Putting it together:
- Place the bolt through the bottom of the middle hole in the Perspex, so that the shaft sticks straight up along with the ferrite.
- Slide a bearing from a scooter wheel down to the bottom of the bolt.
- Place the squirrel cage on top of the bolt, with the shaft going through the hole in the centre.
- At the top of the bolt, although not directly on top of the cage, screw a nut on. (As the squirrel cage turns, this will prevent it from sliding up and down too much.)
- Attach the alligator clips leading to the transformer to the positive and negative terminals.
- The iron should become an electromagnet, with pieces of metal attracted to it – also a faint humming sound may be heard.)
In theory, the opposing electromagnets have now set up a magnetic field, and the copper bars and iron shaft will be attracted to this field as it spins around, thus in turn spinning the cage, creating motion and an effective AC motor.
Variables: In the AC motor, the variables would change how strong the magnetic field was, how fast the cage could spin or both.
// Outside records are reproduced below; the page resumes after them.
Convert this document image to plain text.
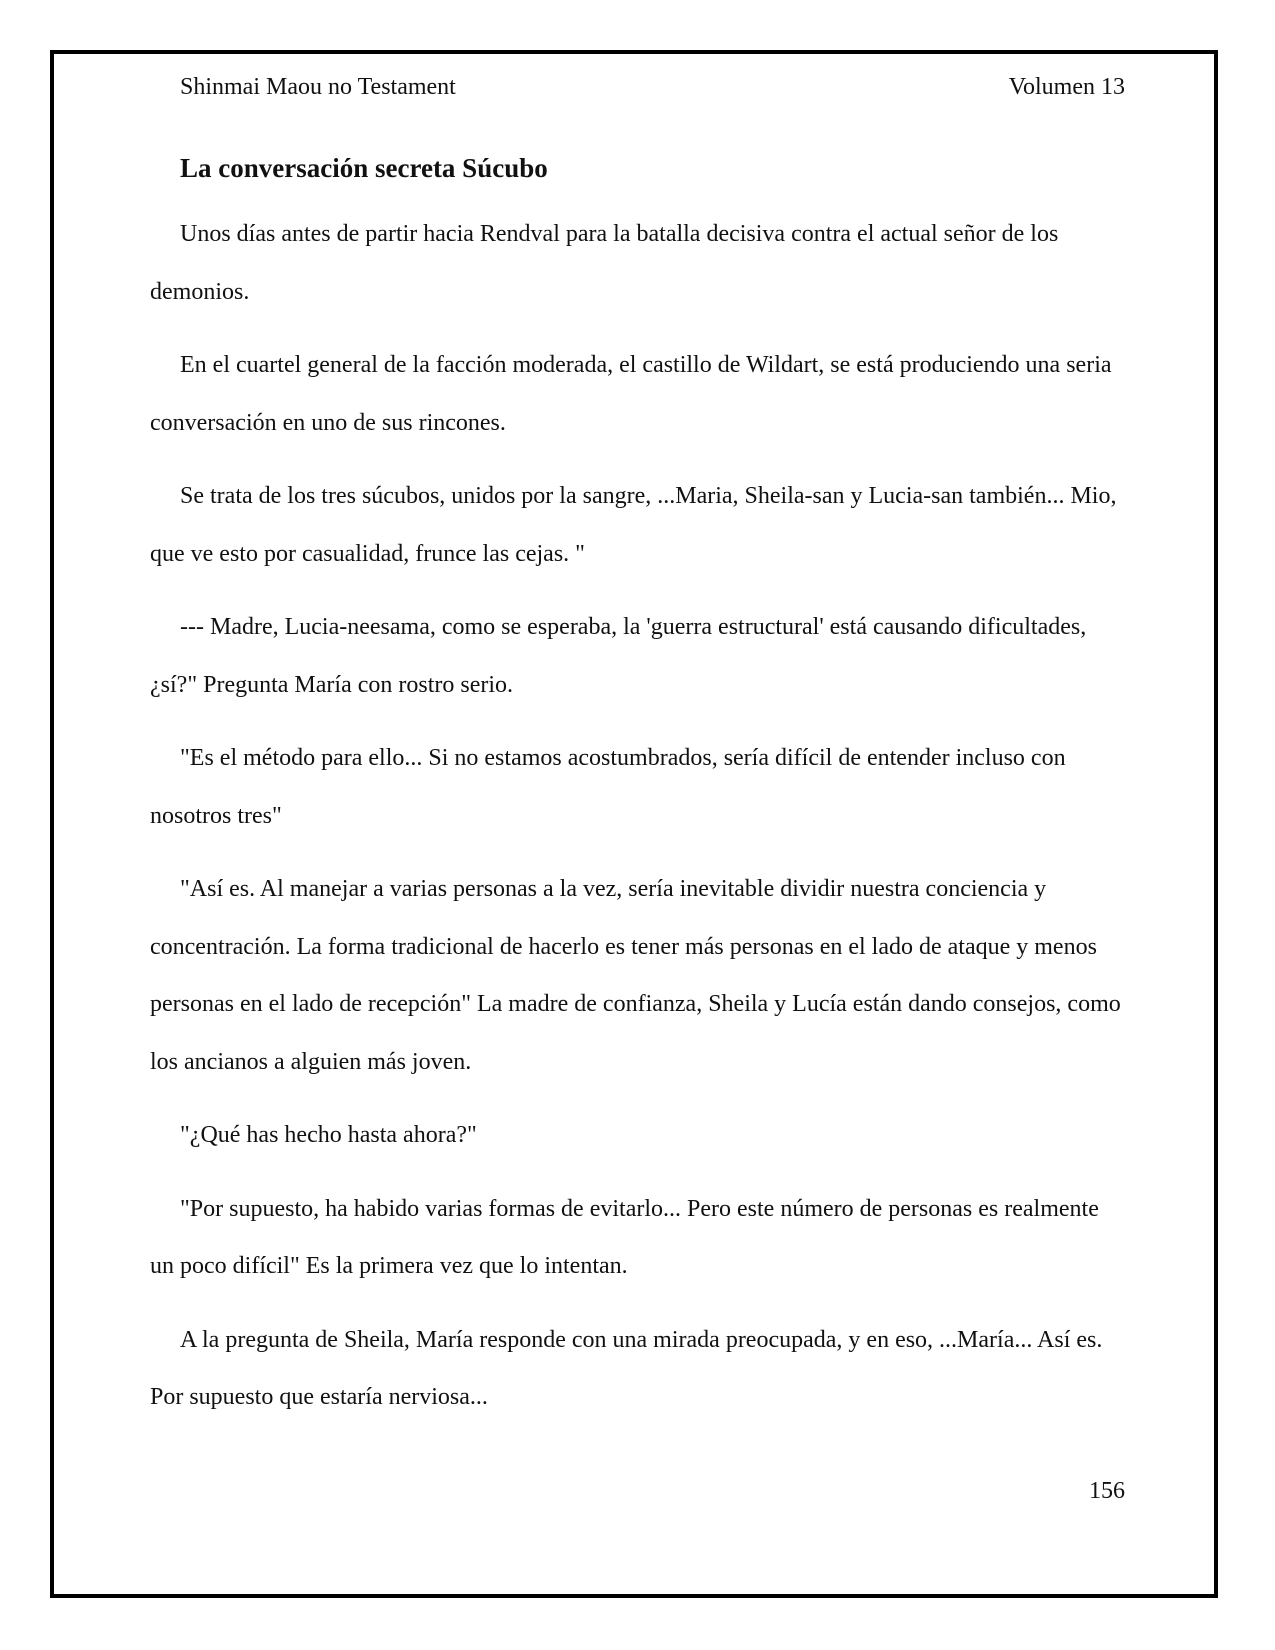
Shinmai Maou no Testament	Volumen 13
La conversación secreta Súcubo

Unos días antes de partir hacia Rendval para la batalla decisiva contra el actual señor de los demonios.

En el cuartel general de la facción moderada, el castillo de Wildart, se está produciendo una seria conversación en uno de sus rincones.

Se trata de los tres súcubos, unidos por la sangre, ...Maria, Sheila-san y Lucia-san también... Mio, que ve esto por casualidad, frunce las cejas. "

--- Madre, Lucia-neesama, como se esperaba, la 'guerra estructural' está causando dificultades, ¿sí?" Pregunta María con rostro serio.

"Es el método para ello... Si no estamos acostumbrados, sería difícil de entender incluso con nosotros tres"

"Así es. Al manejar a varias personas a la vez, sería inevitable dividir nuestra conciencia y concentración. La forma tradicional de hacerlo es tener más personas en el lado de ataque y menos personas en el lado de recepción" La madre de confianza, Sheila y Lucía están dando consejos, como los ancianos a alguien más joven.

"¿Qué has hecho hasta ahora?"

"Por supuesto, ha habido varias formas de evitarlo... Pero este número de personas es realmente un poco difícil" Es la primera vez que lo intentan.

A la pregunta de Sheila, María responde con una mirada preocupada, y en eso, ...María... Así es. Por supuesto que estaría nerviosa...

156
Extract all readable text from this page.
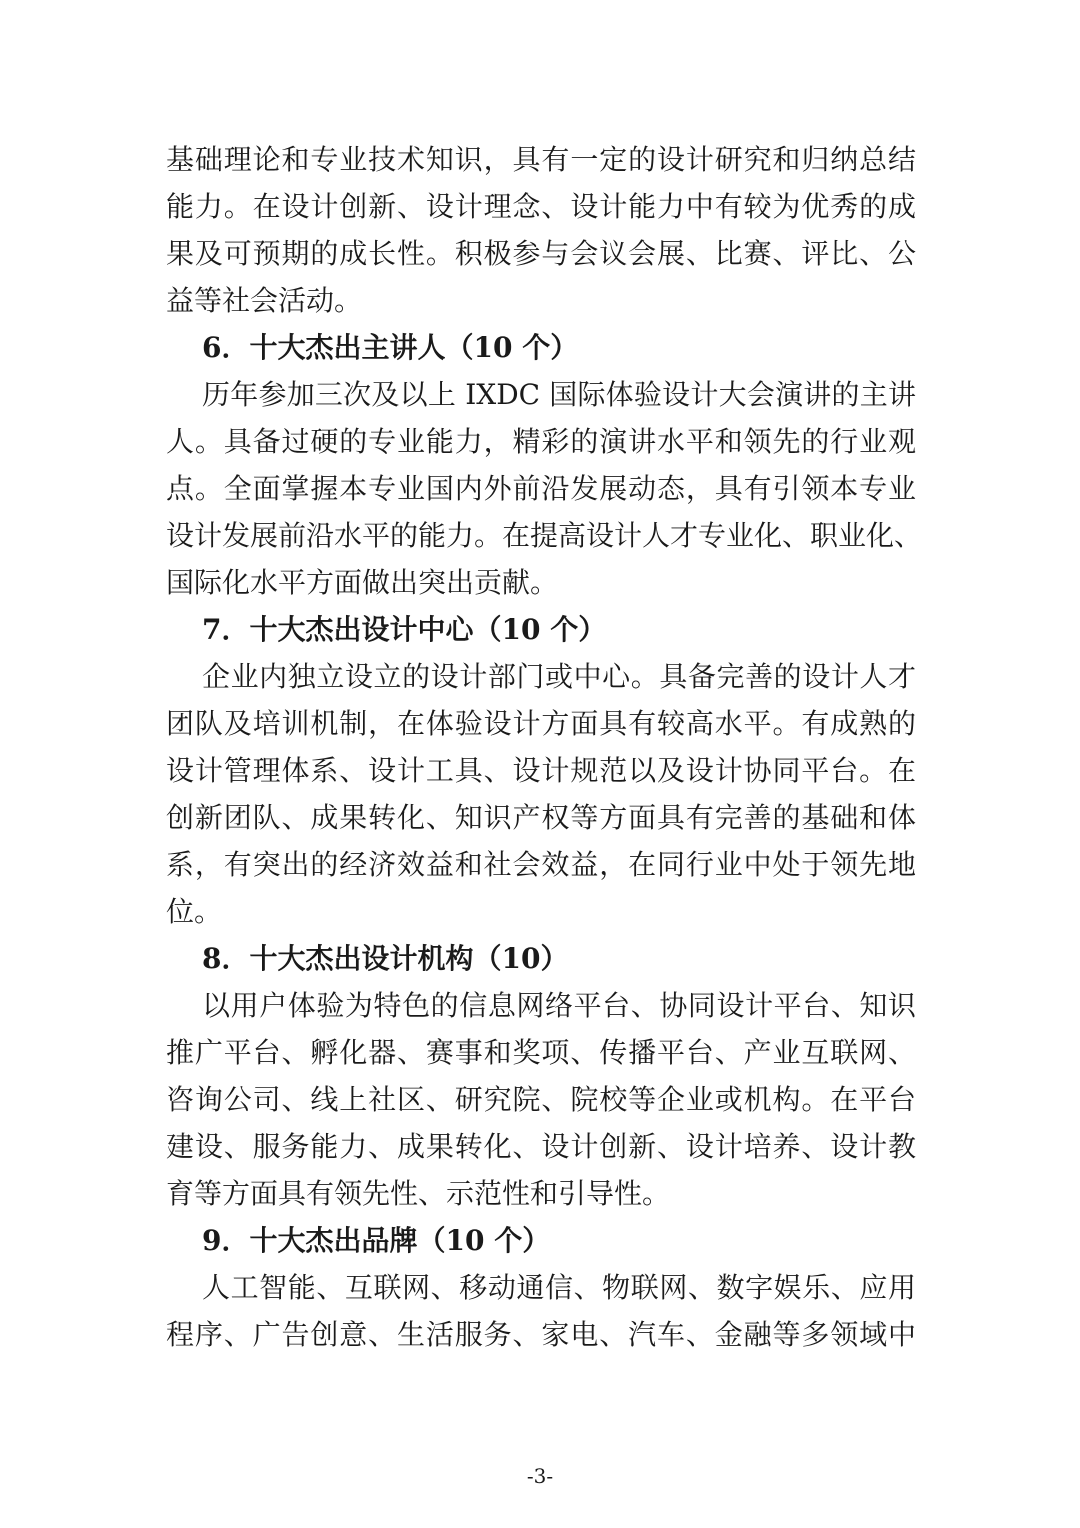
基础理论和专业技术知识，具有一定的设计研究和归纳总结
能力。在设计创新、设计理念、设计能力中有较为优秀的成
果及可预期的成长性。积极参与会议会展、比赛、评比、公
益等社会活动。
6．十大杰出主讲人（10 个）
历年参加三次及以上 IXDC 国际体验设计大会演讲的主讲
人。具备过硬的专业能力，精彩的演讲水平和领先的行业观
点。全面掌握本专业国内外前沿发展动态，具有引领本专业
设计发展前沿水平的能力。在提高设计人才专业化、职业化、
国际化水平方面做出突出贡献。
7．十大杰出设计中心（10 个）
企业内独立设立的设计部门或中心。具备完善的设计人才
团队及培训机制，在体验设计方面具有较高水平。有成熟的
设计管理体系、设计工具、设计规范以及设计协同平台。在
创新团队、成果转化、知识产权等方面具有完善的基础和体
系，有突出的经济效益和社会效益，在同行业中处于领先地
位。
8．十大杰出设计机构（10）
以用户体验为特色的信息网络平台、协同设计平台、知识
推广平台、孵化器、赛事和奖项、传播平台、产业互联网、
咨询公司、线上社区、研究院、院校等企业或机构。在平台
建设、服务能力、成果转化、设计创新、设计培养、设计教
育等方面具有领先性、示范性和引导性。
9．十大杰出品牌（10 个）
人工智能、互联网、移动通信、物联网、数字娱乐、应用
程序、广告创意、生活服务、家电、汽车、金融等多领域中
-3-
The controlled variables I kept the same included: the amount of copper I put around each piece of iron, as well as how soft the iron was (I chose ferrite because it has a low carbon content, making it a softer metal and therefore a better electromagnet.) the distance between the magnets and the cage would also affect the pulling power, as well as the weight of the cage to be pulled. The more copper bars I put in affected not only its weight, but also how strongly it was attracted to the magnetic field.
The independent variable, the aspect I changed, was the amount of power I put through the electromagnet.
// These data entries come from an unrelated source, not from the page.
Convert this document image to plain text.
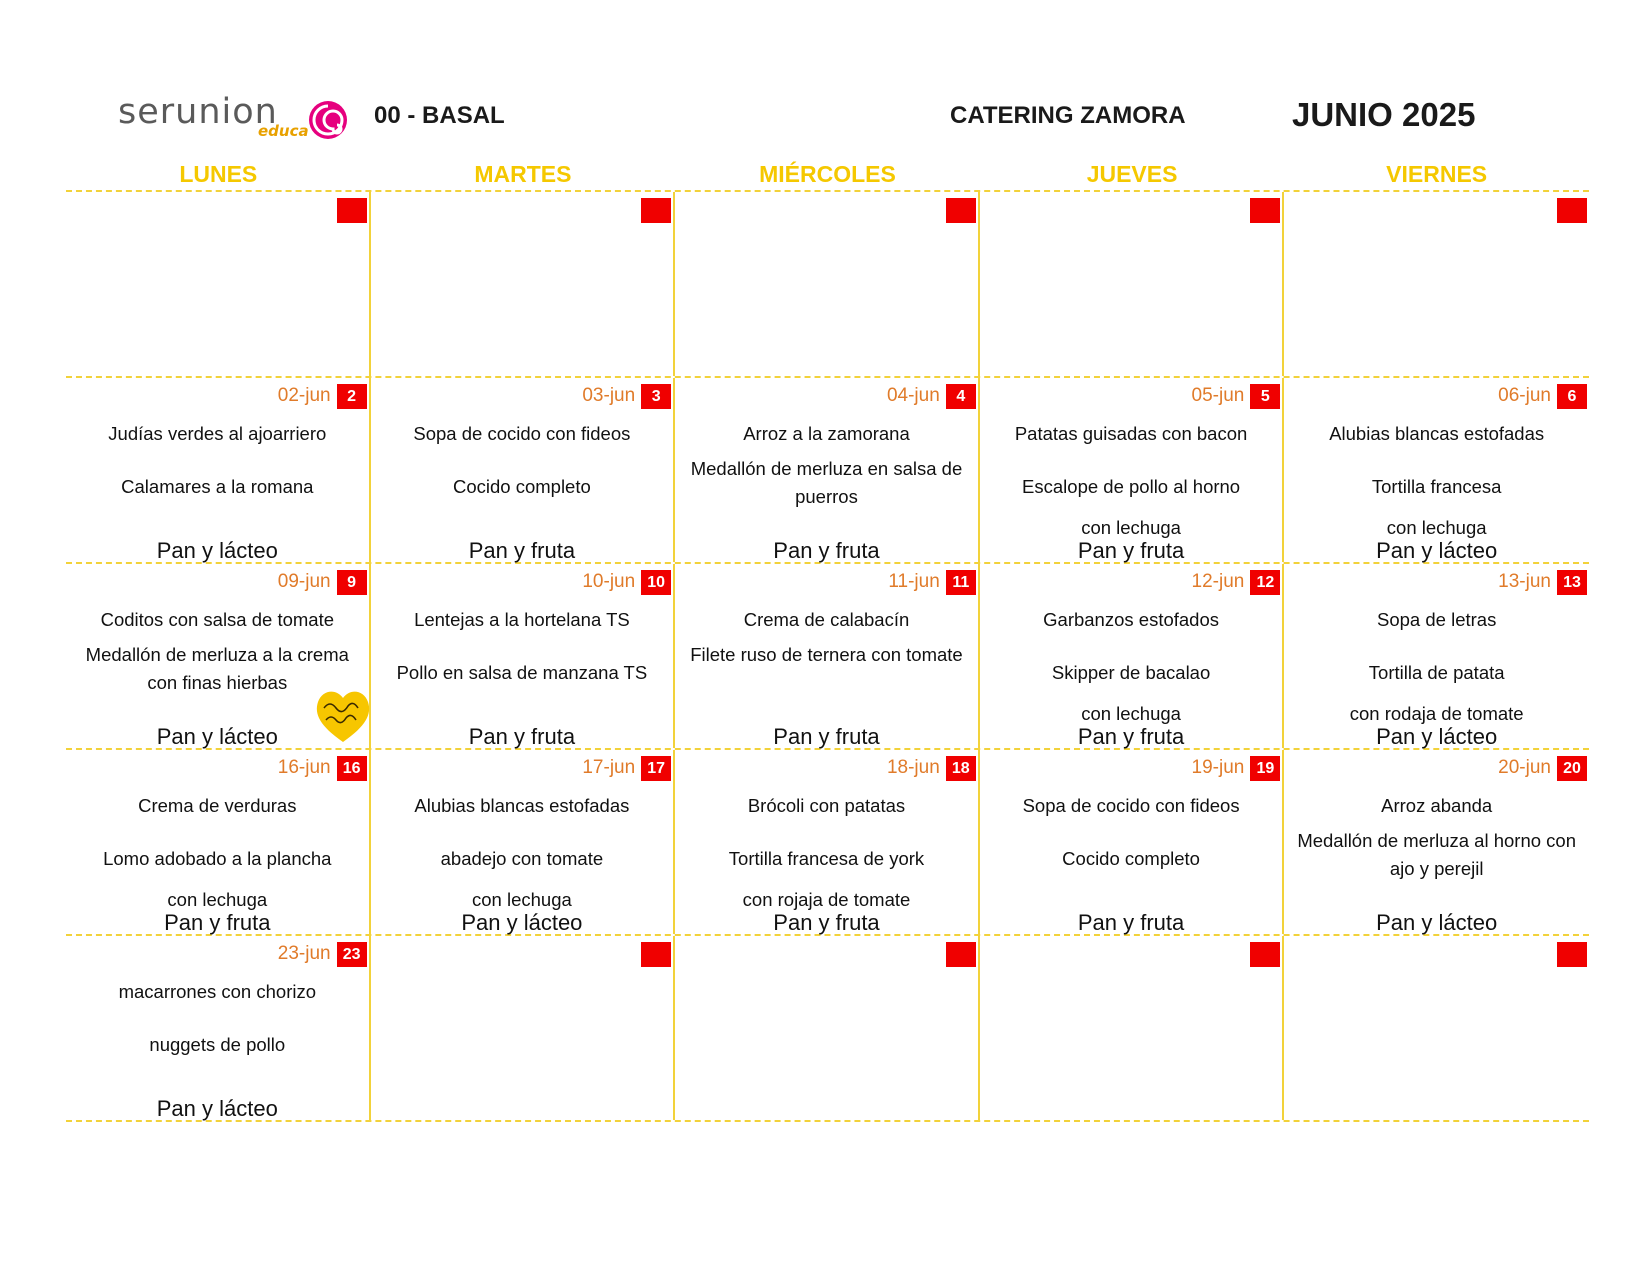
serunion
educa
00 - BASAL	CATERING ZAMORA	JUNIO 2025
LUNES	MARTES	MIÉRCOLES	JUEVES	VIERNES
02-jun	2
Judías verdes al ajoarriero
Calamares a la romana
Pan y lácteo
03-jun	3
Sopa de cocido con fideos
Cocido completo
Pan y fruta
04-jun	4
Arroz a la zamorana
Medallón de merluza en salsa de puerros
Pan y fruta
05-jun	5
Patatas guisadas con bacon
Escalope de pollo al horno
con lechuga
Pan y fruta
06-jun	6
Alubias blancas estofadas
Tortilla francesa
con lechuga
Pan y lácteo
09-jun	9
Coditos con salsa de tomate
Medallón de merluza a la crema con finas hierbas
Pan y lácteo
10-jun 10
Lentejas a la hortelana TS
Pollo en salsa de manzana TS
Pan y fruta
11-jun 11
Crema de calabacín
Filete ruso de ternera con tomate
Pan y fruta
12-jun 12
Garbanzos estofados
Skipper de bacalao
con lechuga
Pan y fruta
13-jun 13
Sopa de letras
Tortilla de patata
con rodaja de tomate
Pan y lácteo
16-jun 16
Crema de verduras
Lomo adobado a la plancha
con lechuga
Pan y fruta
17-jun 17
Alubias blancas estofadas
abadejo con tomate
con lechuga
Pan y lácteo
18-jun 18
Brócoli con patatas
Tortilla francesa de york
con rojaja de tomate
Pan y fruta
19-jun 19
Sopa de cocido con fideos
Cocido completo
Pan y fruta
20-jun 20
Arroz abanda
Medallón de merluza al horno con ajo y perejil
Pan y lácteo
23-jun 23
macarrones con chorizo
nuggets de pollo
Pan y lácteo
This affected the dependant variable, the strength of the magnetic field in each electromagnet, and thus how fast the cage (should have) spun.
Results: As more current was put through the AC ‘electromagnet’, the magnetic field did get stronger (which in theory would have made the squirrel cage turn faster.”) However, due to factors explained in the discussion, this outcome did not occur.
Discussion: The AC motor failed due to unforeseen circumstances. The bought copper wire was coated in a layer of (non conductive) enamel, preventing the flow of electricity between the joins of wire to each magnet. The wire at the alligator clips has been grazed, and so electricity conducted here and around the first magnet, but unfortunately this in itself is not enough to create a working induction motor. Other problems I encountered whilst building this project including getting the Perspex to stand straight whilst the silicon dried, and fitting the rods into the drilled holes.
If I could improve on the AC motor, I would purchase larger, flatter pieces of iron, suitable for electromagnets attract the squirrel cage better and make the motor effective. I would also use a multimedia conductivity tester to make sure the circuit was conducting at each stage of construction, rather than having the end result fail.
Conclusion: The more current or voltage that is put through a motor, the greater the magnetic attraction, and the faster it will spin.